Speaker: Alan Akbik
Technische Unviersity, Berlin
Current techniques for Open Information Extraction (OIE) focus on the extraction of binary facts and suffer significant quality loss for the task of extracting higher order N-ary facts. This quality loss may not only affect the correctness, but also the completeness of an extracted fact. We present KrakeN, an OIE system specifically designed to capture N-ary facts, as well as the results of an experimental study on extracting facts from Web text in which we examine the issue of fact completeness. Our preliminary experiments indicate that KrakeN is a high precision OIE approach that captures more facts per sentence at greater completeness than existing OIE approaches, but is vulnerable to noisy and ungrammatical text.

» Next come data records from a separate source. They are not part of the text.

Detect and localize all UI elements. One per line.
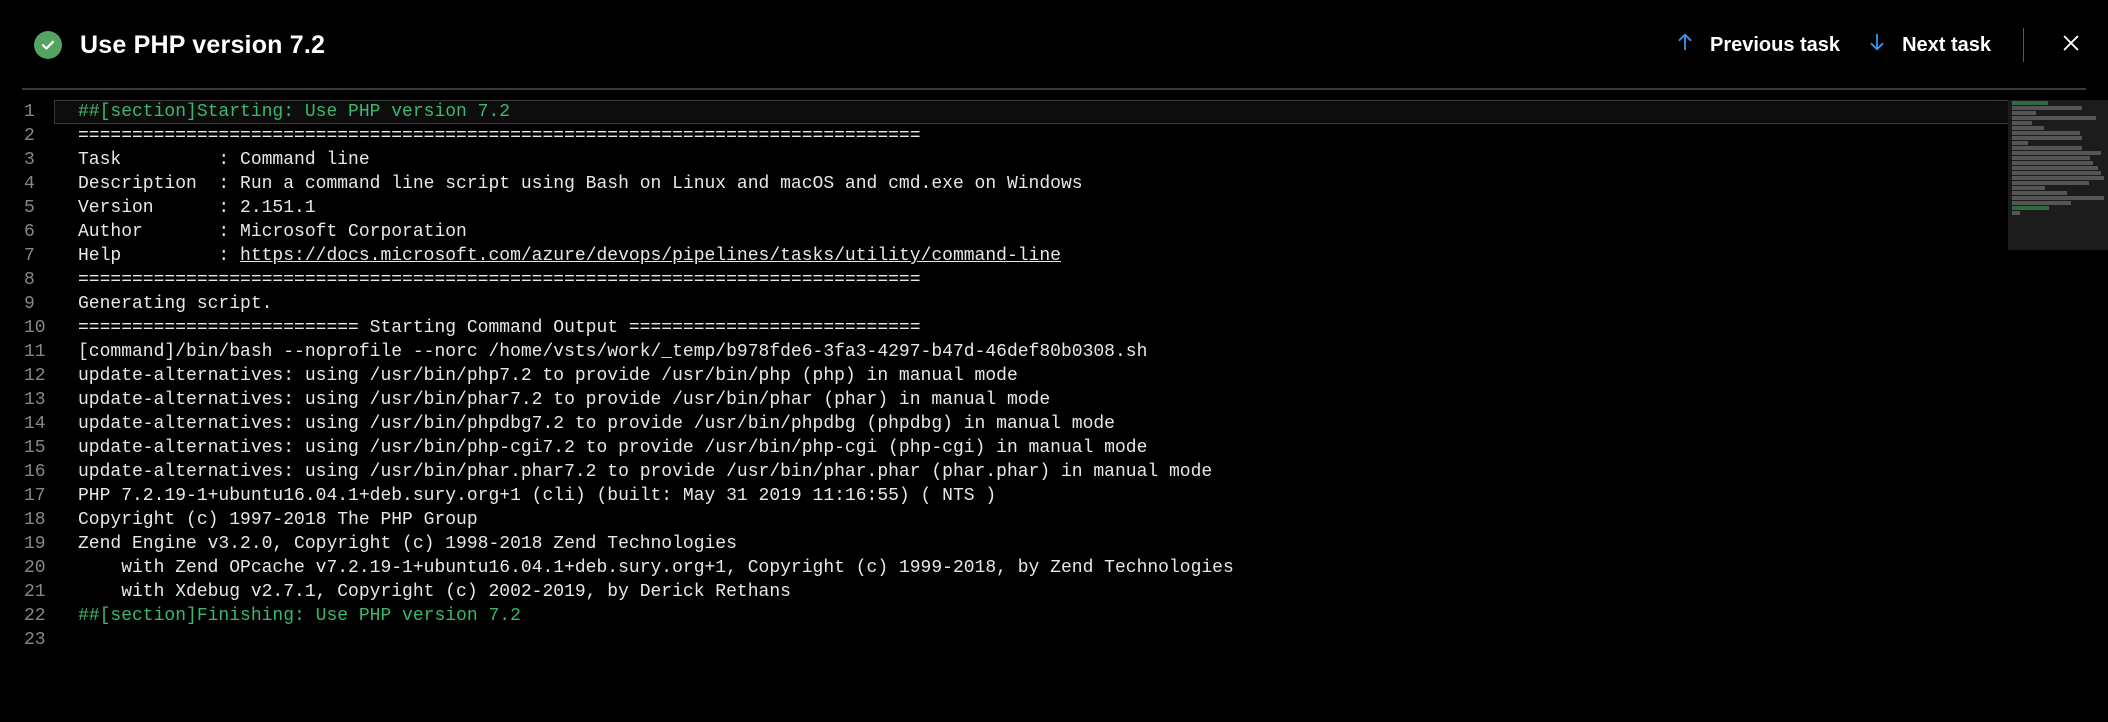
close-button[interactable] (2056, 28, 2086, 63)
log-line: ========================== Starting Comm… (54, 316, 2108, 340)
arrow-down-icon (1866, 31, 1888, 59)
log-line: ##[section]Starting: Use PHP version 7.2 (54, 100, 2108, 124)
previous-task-label: Previous task (1710, 34, 1840, 57)
log-line: ========================================… (54, 268, 2108, 292)
line-number: 15 (0, 436, 34, 460)
log-line: [command]/bin/bash --noprofile --norc /h… (54, 340, 2108, 364)
line-number: 22 (0, 604, 34, 628)
line-number: 12 (0, 364, 34, 388)
log-line: with Zend OPcache v7.2.19-1+ubuntu16.04.… (54, 556, 2108, 580)
line-number: 5 (0, 196, 34, 220)
line-number: 9 (0, 292, 34, 316)
line-number: 3 (0, 148, 34, 172)
previous-task-button[interactable]: Previous task (1674, 31, 1840, 59)
close-icon (2060, 32, 2082, 59)
line-number: 13 (0, 388, 34, 412)
log-line: Generating script. (54, 292, 2108, 316)
log-content[interactable]: ##[section]Starting: Use PHP version 7.2… (54, 100, 2108, 722)
log-line: update-alternatives: using /usr/bin/php-… (54, 436, 2108, 460)
log-line: ##[section]Finishing: Use PHP version 7.… (54, 604, 2108, 628)
log-line: Author : Microsoft Corporation (54, 220, 2108, 244)
log-line (54, 628, 2108, 652)
line-number: 2 (0, 124, 34, 148)
task-header: Use PHP version 7.2 Previous task Next t… (0, 0, 2108, 90)
help-link[interactable]: https://docs.microsoft.com/azure/devops/… (240, 246, 1061, 266)
line-number: 11 (0, 340, 34, 364)
log-line: ========================================… (54, 124, 2108, 148)
log-line: update-alternatives: using /usr/bin/phar… (54, 388, 2108, 412)
line-number: 10 (0, 316, 34, 340)
line-number: 21 (0, 580, 34, 604)
log-line: Zend Engine v3.2.0, Copyright (c) 1998-2… (54, 532, 2108, 556)
arrow-up-icon (1674, 31, 1696, 59)
line-number: 20 (0, 556, 34, 580)
next-task-label: Next task (1902, 34, 1991, 57)
task-title: Use PHP version 7.2 (80, 31, 1674, 60)
log-line: update-alternatives: using /usr/bin/php7… (54, 364, 2108, 388)
separator (2023, 28, 2024, 62)
log-line: Copyright (c) 1997-2018 The PHP Group (54, 508, 2108, 532)
line-number: 19 (0, 532, 34, 556)
line-number: 8 (0, 268, 34, 292)
status-success-icon (34, 31, 62, 59)
line-number: 7 (0, 244, 34, 268)
log-line: Version : 2.151.1 (54, 196, 2108, 220)
log-viewer[interactable]: 1234567891011121314151617181920212223 ##… (0, 90, 2108, 722)
log-line: PHP 7.2.19-1+ubuntu16.04.1+deb.sury.org+… (54, 484, 2108, 508)
log-line: with Xdebug v2.7.1, Copyright (c) 2002-2… (54, 580, 2108, 604)
log-line: Help : https://docs.microsoft.com/azure/… (54, 244, 2108, 268)
log-line: update-alternatives: using /usr/bin/phar… (54, 460, 2108, 484)
line-number: 6 (0, 220, 34, 244)
line-number-gutter: 1234567891011121314151617181920212223 (0, 100, 54, 722)
log-line: Description : Run a command line script … (54, 172, 2108, 196)
line-number: 16 (0, 460, 34, 484)
line-number: 23 (0, 628, 34, 652)
line-number: 4 (0, 172, 34, 196)
next-task-button[interactable]: Next task (1866, 31, 1991, 59)
task-nav: Previous task Next task (1674, 28, 2086, 63)
minimap[interactable] (2008, 100, 2108, 250)
log-line: Task : Command line (54, 148, 2108, 172)
line-number: 14 (0, 412, 34, 436)
line-number: 17 (0, 484, 34, 508)
line-number: 18 (0, 508, 34, 532)
log-line: update-alternatives: using /usr/bin/phpd… (54, 412, 2108, 436)
line-number: 1 (0, 100, 34, 124)
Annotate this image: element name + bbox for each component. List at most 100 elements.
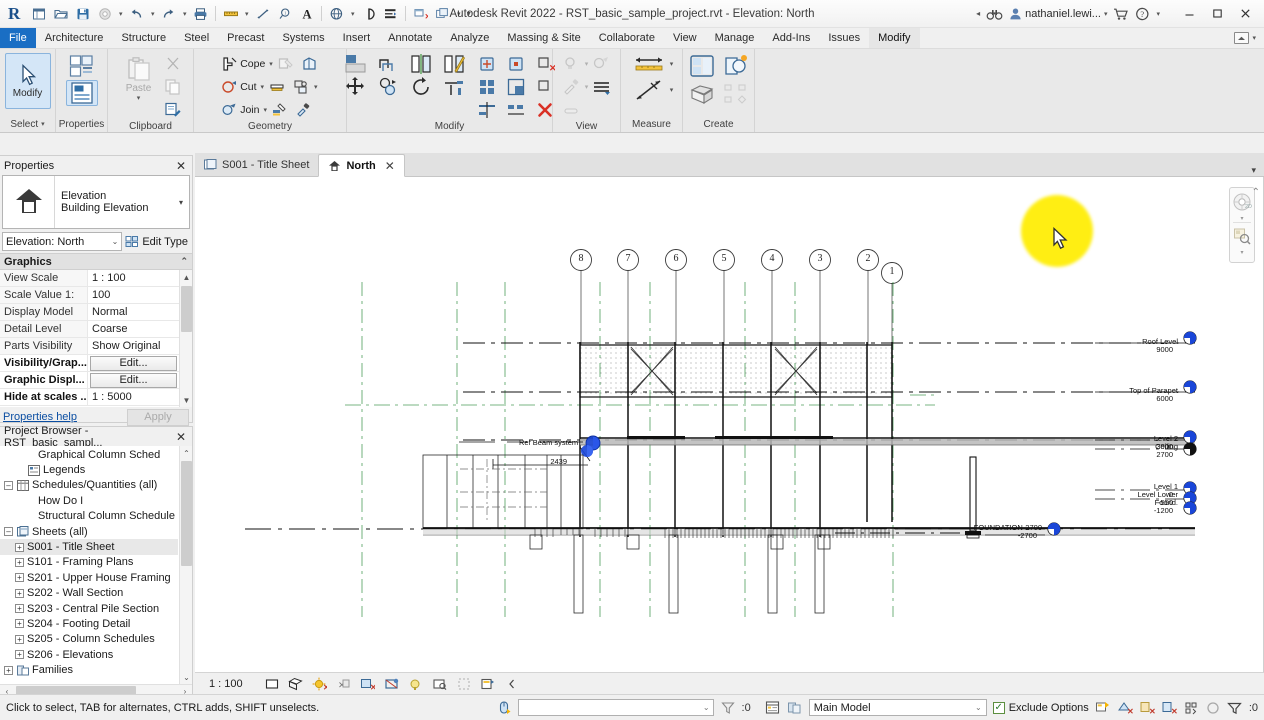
grid-bubble-label[interactable]: 2 (858, 253, 878, 264)
grid-bubble-label[interactable]: 6 (666, 253, 686, 264)
ribbon-tab-massing-site[interactable]: Massing & Site (498, 28, 589, 48)
tree-expand-icon[interactable]: + (15, 588, 24, 598)
properties-scroll-down-icon[interactable]: ▼ (180, 393, 193, 407)
reveal-hidden-elements-icon[interactable] (479, 675, 497, 693)
grid-bubble-label[interactable]: 3 (810, 253, 830, 264)
move-button[interactable] (342, 76, 370, 97)
level-bubble-icon[interactable] (1183, 442, 1197, 456)
browser-tree-item[interactable]: + S201 - Upper House Framing (0, 570, 178, 585)
ribbon-tab-architecture[interactable]: Architecture (36, 28, 113, 48)
property-row[interactable]: Graphic Displ... Edit... (0, 372, 179, 389)
project-browser-tree[interactable]: Graphical Column Sched Legends – Schedules/… (0, 446, 192, 684)
navigation-bar[interactable]: 2D ▾ ▾ (1229, 187, 1255, 263)
measure-along-dropdown-icon[interactable]: ▾ (670, 86, 674, 94)
modify-button[interactable]: Modify (4, 53, 51, 109)
show-hidden-button[interactable] (590, 76, 613, 97)
browser-tree-item[interactable]: + Families (0, 662, 178, 677)
hide-element-button[interactable] (560, 53, 583, 74)
cut-clipboard-button[interactable] (162, 53, 184, 74)
cut-geometry-button[interactable]: Cut (219, 76, 258, 97)
grid-bubble-label[interactable]: 8 (571, 253, 591, 264)
ribbon-tab-analyze[interactable]: Analyze (441, 28, 498, 48)
close-hidden-windows-icon[interactable]: ✕ (410, 3, 431, 24)
browser-tree-item[interactable]: Structural Column Schedule (0, 509, 178, 524)
create-similar-button[interactable] (687, 53, 717, 79)
array-button[interactable] (475, 76, 499, 97)
mirror-draw-axis-button[interactable] (441, 53, 469, 74)
switch-windows-dropdown-icon[interactable]: ▾ (454, 10, 463, 18)
level-elevation-label[interactable]: 9000 (998, 345, 1173, 354)
project-browser-close-icon[interactable]: ✕ (174, 430, 188, 444)
create-assembly-button[interactable] (721, 81, 751, 107)
tree-collapse-icon[interactable]: – (4, 480, 13, 490)
navbar-collapse-icon[interactable]: ⌃ (1252, 187, 1260, 198)
level-bubble-icon[interactable] (1183, 380, 1197, 394)
view-scale-label[interactable]: 1 : 100 (209, 678, 243, 690)
property-value[interactable]: 1 : 5000 (88, 389, 179, 406)
help-dropdown-icon[interactable]: ▾ (1156, 10, 1160, 18)
property-value[interactable]: Edit... (88, 355, 179, 372)
ribbon-tab-systems[interactable]: Systems (273, 28, 333, 48)
open-icon[interactable] (50, 3, 71, 24)
undo-dropdown-icon[interactable]: ▾ (148, 10, 157, 18)
paste-button[interactable]: Paste ▾ (118, 53, 160, 105)
property-row[interactable]: Detail Level Coarse (0, 321, 179, 338)
tree-expand-icon[interactable]: + (4, 665, 13, 675)
steering-wheel-dropdown-icon[interactable]: ▾ (1240, 215, 1243, 222)
browser-tree-item[interactable]: Legends (0, 462, 178, 477)
hide-element-dropdown-icon[interactable]: ▾ (585, 60, 589, 68)
linework-dropdown-icon[interactable]: ▾ (585, 83, 589, 91)
help-icon[interactable]: ? (1135, 7, 1150, 21)
property-edit-button[interactable]: Edit... (90, 372, 177, 388)
ribbon-display-options-icon[interactable] (1234, 32, 1250, 44)
level-elevation-label[interactable]: 6000 (998, 394, 1173, 403)
paste-dropdown-icon[interactable]: ▾ (137, 94, 141, 102)
cope-button[interactable]: Cope (219, 53, 267, 74)
level-elevation-label[interactable]: -1200 (998, 506, 1173, 515)
exclude-options-checkbox[interactable]: ✓ Exclude Options (992, 701, 1089, 714)
browser-tree-item[interactable]: + S205 - Column Schedules (0, 632, 178, 647)
view-tab-north[interactable]: North ✕ (318, 154, 405, 177)
properties-group-graphics[interactable]: Graphics ⌃ (0, 253, 192, 270)
ribbon-tab-manage[interactable]: Manage (706, 28, 764, 48)
sun-path-icon[interactable]: ✕ (311, 675, 329, 693)
ribbon-options-area[interactable]: ▾ (1234, 28, 1264, 48)
exclude-options-check-icon[interactable]: ✓ (992, 701, 1005, 714)
reveal-constraints-button[interactable] (560, 99, 583, 120)
view-control-bar[interactable]: 1 : 100 ✕ ✕ ✕ (195, 672, 1264, 694)
properties-close-icon[interactable]: ✕ (174, 159, 188, 173)
type-selector[interactable]: Elevation Building Elevation ▾ (2, 175, 190, 229)
browser-scroll-thumb[interactable] (181, 461, 192, 566)
redo-dropdown-icon[interactable]: ▾ (180, 10, 189, 18)
tree-expand-icon[interactable]: + (15, 634, 24, 644)
save-icon[interactable] (72, 3, 93, 24)
level-elevation-label[interactable]: 2700 (998, 450, 1173, 459)
browser-tree-item[interactable]: + S101 - Framing Plans (0, 555, 178, 570)
select-dropdown-icon[interactable]: ▾ (41, 118, 45, 132)
split-element-button[interactable] (475, 99, 499, 120)
press-and-drag-icon[interactable] (496, 700, 512, 716)
browser-tree-item[interactable]: How Do I (0, 493, 178, 508)
browser-scrollbar[interactable]: ⌃ ⌄ (179, 446, 192, 684)
minimize-button[interactable] (1176, 3, 1202, 25)
property-row[interactable]: View Scale 1 : 100 (0, 270, 179, 287)
property-value[interactable]: Coarse (88, 321, 179, 338)
user-account[interactable]: nathaniel.lewi... ▾ (1009, 7, 1107, 21)
tag-icon[interactable]: 1 (274, 3, 295, 24)
save-as-dropdown-icon[interactable]: ▾ (116, 10, 125, 18)
level-elevation-label[interactable]: -2700 (862, 531, 1037, 540)
match-type-button[interactable] (162, 99, 184, 120)
zoom-dropdown-icon[interactable]: ▾ (1240, 249, 1243, 256)
measure-along-element-button[interactable] (630, 76, 668, 104)
split-element-geometry-button[interactable] (269, 99, 291, 120)
split-with-gap-button[interactable] (504, 99, 528, 120)
ribbon-panels[interactable]: Modify Select ▾ Properties Paste ▾ Clipb… (0, 49, 1264, 133)
property-value[interactable]: Normal (88, 304, 179, 321)
temporary-hide-isolate-icon[interactable] (455, 675, 473, 693)
lock-3d-view-icon[interactable] (431, 675, 449, 693)
view-tab-bar[interactable]: S001 - Title Sheet North ✕ ▾ (195, 153, 1264, 177)
property-row[interactable]: Hide at scales ... 1 : 5000 (0, 389, 179, 406)
copy-clipboard-button[interactable] (162, 76, 184, 97)
switch-windows-icon[interactable] (432, 3, 453, 24)
measure-between-references-button[interactable] (630, 53, 668, 74)
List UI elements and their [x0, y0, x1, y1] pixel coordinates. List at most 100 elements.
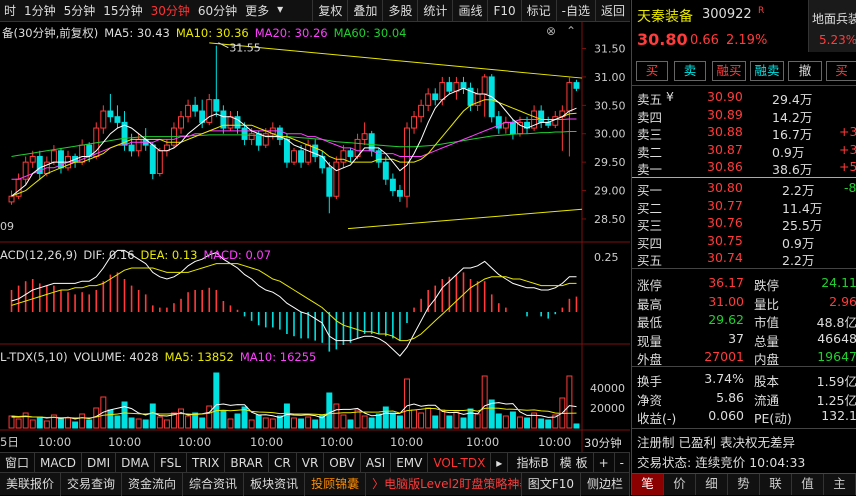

Alan Akbik joined the DIMA-team in April 2011 as a research associate for the SCAPE project. His foci are scalable Information Extraction technologies, with the ultimate goal of mining large amounts of knowledge from large bodies of text. He received his master degree at the Freie Universität Berlin in 2009, where he designed and implemented an Open Information Extraction system using deep linguistic patterns . Prior to joining the DIMA-team, he worked at Neofonie GmbH as a research engineer and team leader, working on problems such as Named Entity Recognition, Coreference Resolution and Near-Duplicate Detection. His interests include – but are not limited to - Natural Language Processing, Computational Linguistics and Machine Learning technologies.